Consider the heat equation $$ u_t - div[a(x,t) \nabla u] =0,\quad (x,t) \in B(r) \times [-r^2, 0] \subset \mathbb R^{d+1} $$ for a Hölder continuous coefficient $a(x,t)$ satisfying $$ 0<C_o \le a(x,t) \le C_1. $$

Now $u$ satisfies the Harnack inequality $$ \sup_{Q^-(r^2,r)} u \le H_o \inf_{Q^+(r^2,r)}u $$ for a constant $H_o = H_o(d, C_o, C_1)>0$, and $$ Q^-(r^2,r) :=B(r/2) \times \left[-\frac{3r^2}4, -\frac{r^2}2\right]\quad and\quad Q^+(r^2,r) :=B(r/2) \times \left[-\frac{r^2}4, 0\right]. $$

My question is that what is the dependence of $H_o$ on $C_o$ and $C_1$. In particular, I am interested in knowing what happens to $H_o$ if $C_o$ and $C_1$ are replaced by $AC_o$ and $AC_1$ for $A\ge 1$. This can, of course, be answered by just going through the proof and checking what happens, but this is quite tedious and I was wondering if there is a simpler way to see this and/or if someone knows this by heart.
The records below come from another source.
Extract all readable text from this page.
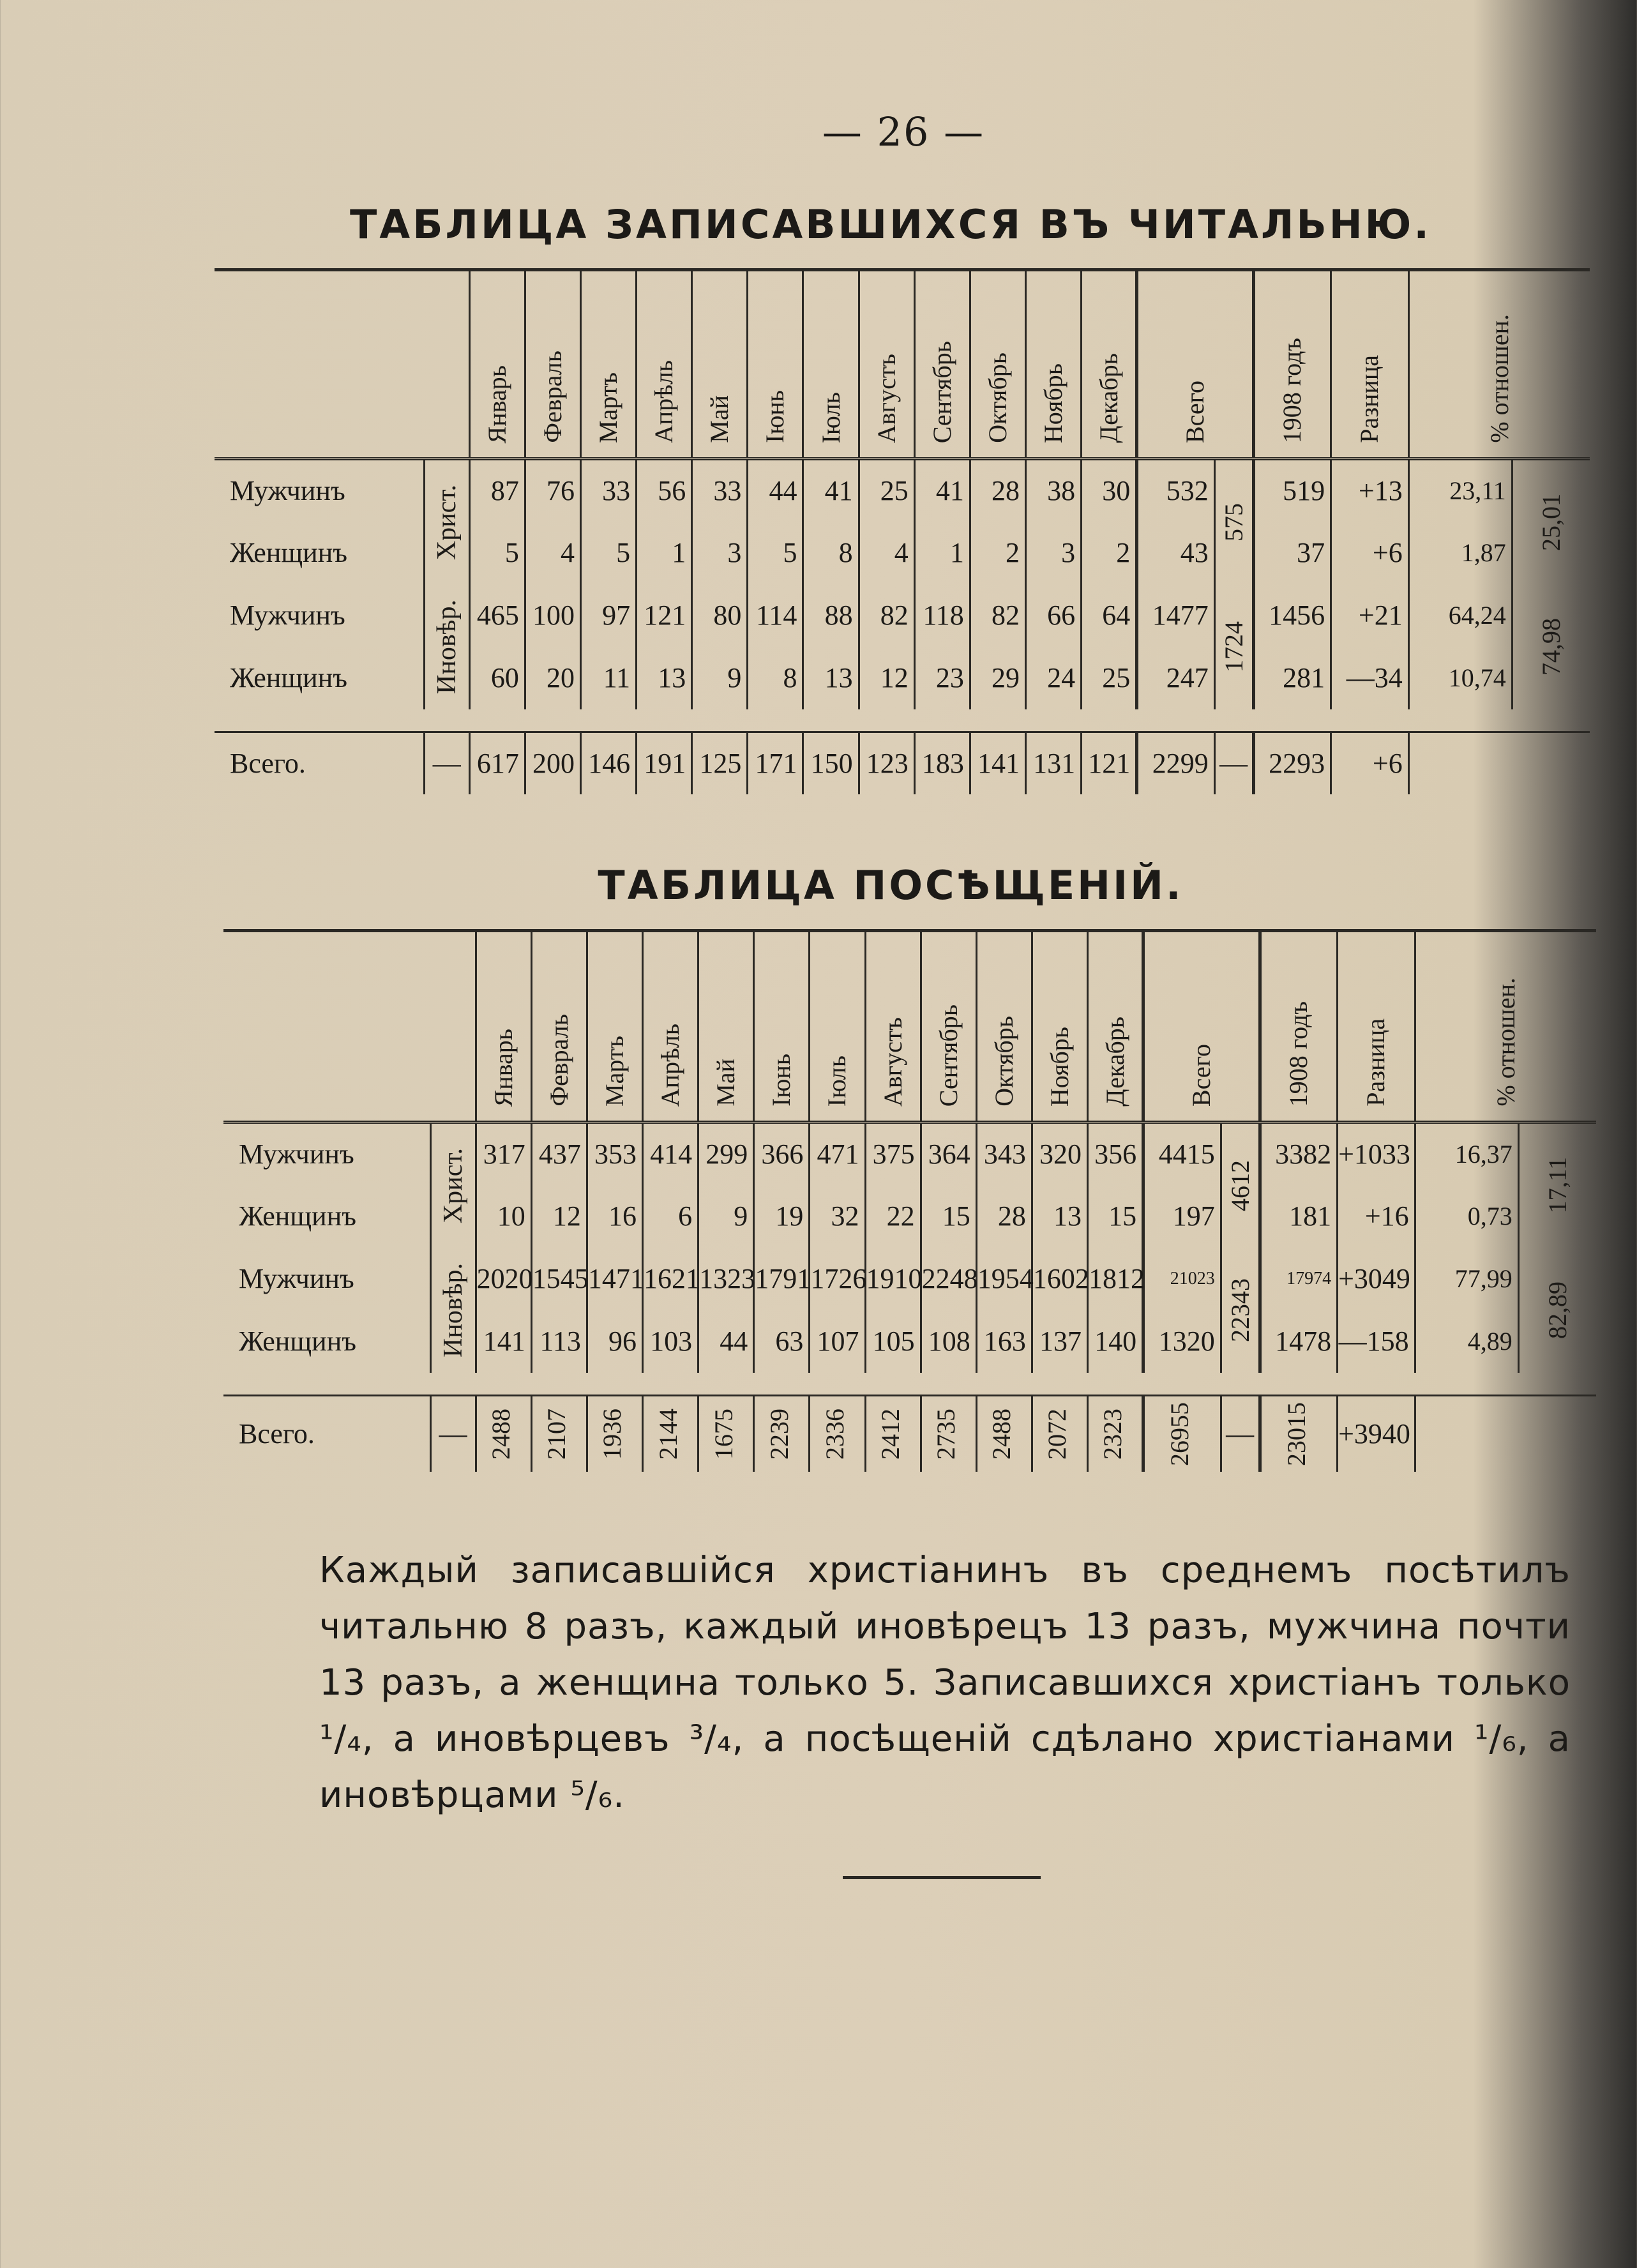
— 26 —
ТАБЛИЦА ЗАПИСАВШИХСЯ ВЪ ЧИТАЛЬНЮ.

		Январь	Февраль	Мартъ	Апрѣль	Май	Іюнь	Іюль	Августъ	Сентябрь	Октябрь	Ноябрь	Декабрь	Всего		1908 годъ	Разница	% отношен.	

Мужчинъ	Христ.	87	76	33	56	33	44	41	25	41	28	38	30	532	575	519	+13	23,11	25,01

Женщинъ		5	4	5	1	3	5	8	4	1	2	3	2	43		37	+6	1,87	
Мужчинъ	Иновѣр.	465	100	97	121	80	114	88	82	118	82	66	64	1477	1724	1456	+21	64,24	74,98

Женщинъ		60	20	11	13	9	8	13	12	23	29	24	25	247		281	—34	10,74	

Всего.	—	617	200	146	191	125	171	150	123	183	141	131	121	2299	—	2293	+6		
ТАБЛИЦА ПОСѢЩЕНІЙ.

		Январь	Февраль	Мартъ	Апрѣль	Май	Іюнь	Іюль	Августъ	Сентябрь	Октябрь	Ноябрь	Декабрь	Всего		1908 годъ	Разница	% отношен.	

Мужчинъ	Христ.	317	437	353	414	299	366	471	375	364	343	320	356	4415	4612	3382	+1033	16,37	17,11

Женщинъ		10	12	16	6	9	19	32	22	15	28	13	15	197		181	+16	0,73	
Мужчинъ	Иновѣр.	2020	1545	1471	1621	1323	1791	1726	1910	2248	1954	1602	1812	21023	22343	17974	+3049	77,99	82,89

Женщинъ		141	113	96	103	44	63	107	105	108	163	137	140	1320		1478	—158	4,89	

Всего.	—	2488	2107	1936	2144	1675	2239	2336	2412	2735	2488	2072	2323	26955	—	23015	+3940		

Каждый записавшійся христіанинъ въ среднемъ посѣтилъ читальню 8 разъ, каждый иновѣрецъ 13 разъ, мужчина почти 13 разъ, а женщина только 5. Записавшихся христіанъ только ¹/₄, а иновѣрцевъ ³/₄, а посѣщеній сдѣлано христіанами ¹/₆, а иновѣрцами ⁵/₆.
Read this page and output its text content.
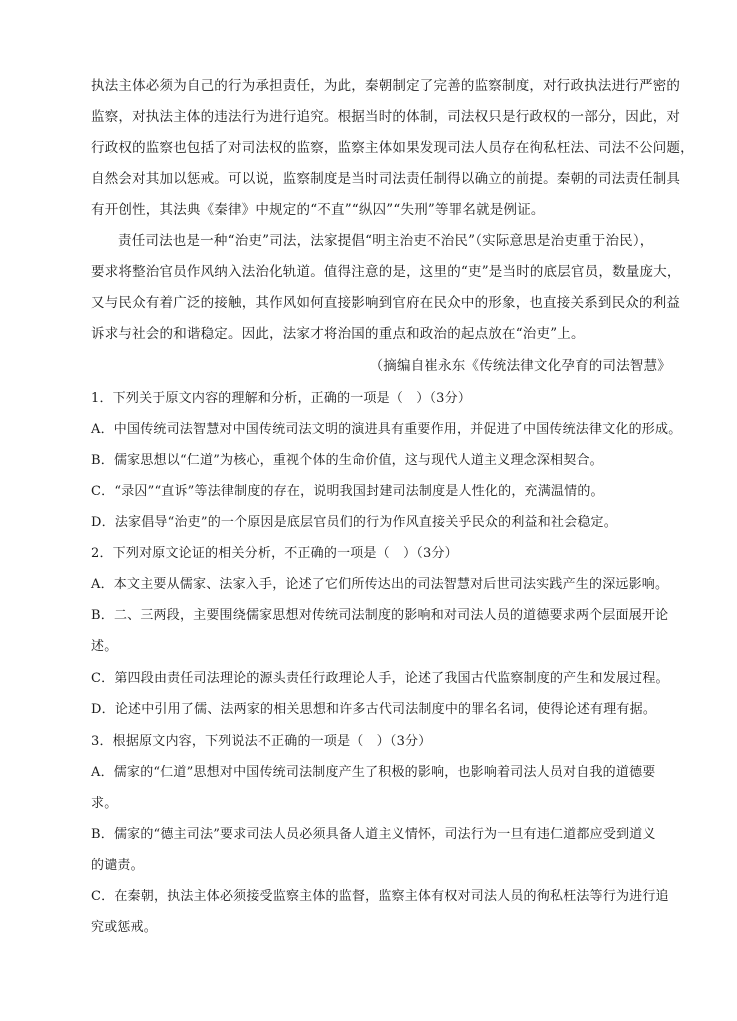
执法主体必须为自己的行为承担责任，为此，秦朝制定了完善的监察制度，对行政执法进行严密的
监察，对执法主体的违法行为进行追究。根据当时的体制，司法权只是行政权的一部分，因此，对
行政权的监察也包括了对司法权的监察，监察主体如果发现司法人员存在徇私枉法、司法不公问题，
自然会对其加以惩戒。可以说，监察制度是当时司法责任制得以确立的前提。秦朝的司法责任制具
有开创性，其法典《秦律》中规定的“不直”“纵囚”“失刑”等罪名就是例证。
责任司法也是一种“治吏”司法，法家提倡“明主治吏不治民”（实际意思是治吏重于治民），
要求将整治官员作风纳入法治化轨道。值得注意的是，这里的“吏”是当时的底层官员，数量庞大，
又与民众有着广泛的接触，其作风如何直接影响到官府在民众中的形象，也直接关系到民众的利益
诉求与社会的和谐稳定。因此，法家才将治国的重点和政治的起点放在“治吏”上。
（摘编自崔永东《传统法律文化孕育的司法智慧》
1．下列关于原文内容的理解和分析，正确的一项是（　）（3分）
A．中国传统司法智慧对中国传统司法文明的演进具有重要作用，并促进了中国传统法律文化的形成。
B．儒家思想以“仁道”为核心，重视个体的生命价值，这与现代人道主义理念深相契合。
C．“录囚”“直诉”等法律制度的存在，说明我国封建司法制度是人性化的，充满温情的。
D．法家倡导“治吏”的一个原因是底层官员们的行为作风直接关乎民众的利益和社会稳定。
2．下列对原文论证的相关分析，不正确的一项是（　）（3分）
A．本文主要从儒家、法家入手，论述了它们所传达出的司法智慧对后世司法实践产生的深远影响。
B．二、三两段，主要围绕儒家思想对传统司法制度的影响和对司法人员的道德要求两个层面展开论
述。
C．第四段由责任司法理论的源头责任行政理论人手，论述了我国古代监察制度的产生和发展过程。
D．论述中引用了儒、法两家的相关思想和许多古代司法制度中的罪名名词，使得论述有理有据。
3．根据原文内容，下列说法不正确的一项是（　）（3分）
A．儒家的“仁道”思想对中国传统司法制度产生了积极的影响，也影响着司法人员对自我的道德要
求。
B．儒家的“德主司法”要求司法人员必须具备人道主义情怀，司法行为一旦有违仁道都应受到道义
的谴责。
C．在秦朝，执法主体必须接受监察主体的监督，监察主体有权对司法人员的徇私枉法等行为进行追
究或惩戒。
Another way to put this is to consider the equation with a scaled time $s=t/A$, which cancels the constant $A$ from the structure conditions, but then again, this also requires scaling the sets in the Harnack inequality, so it does not seem completely obvious what happens to the constant.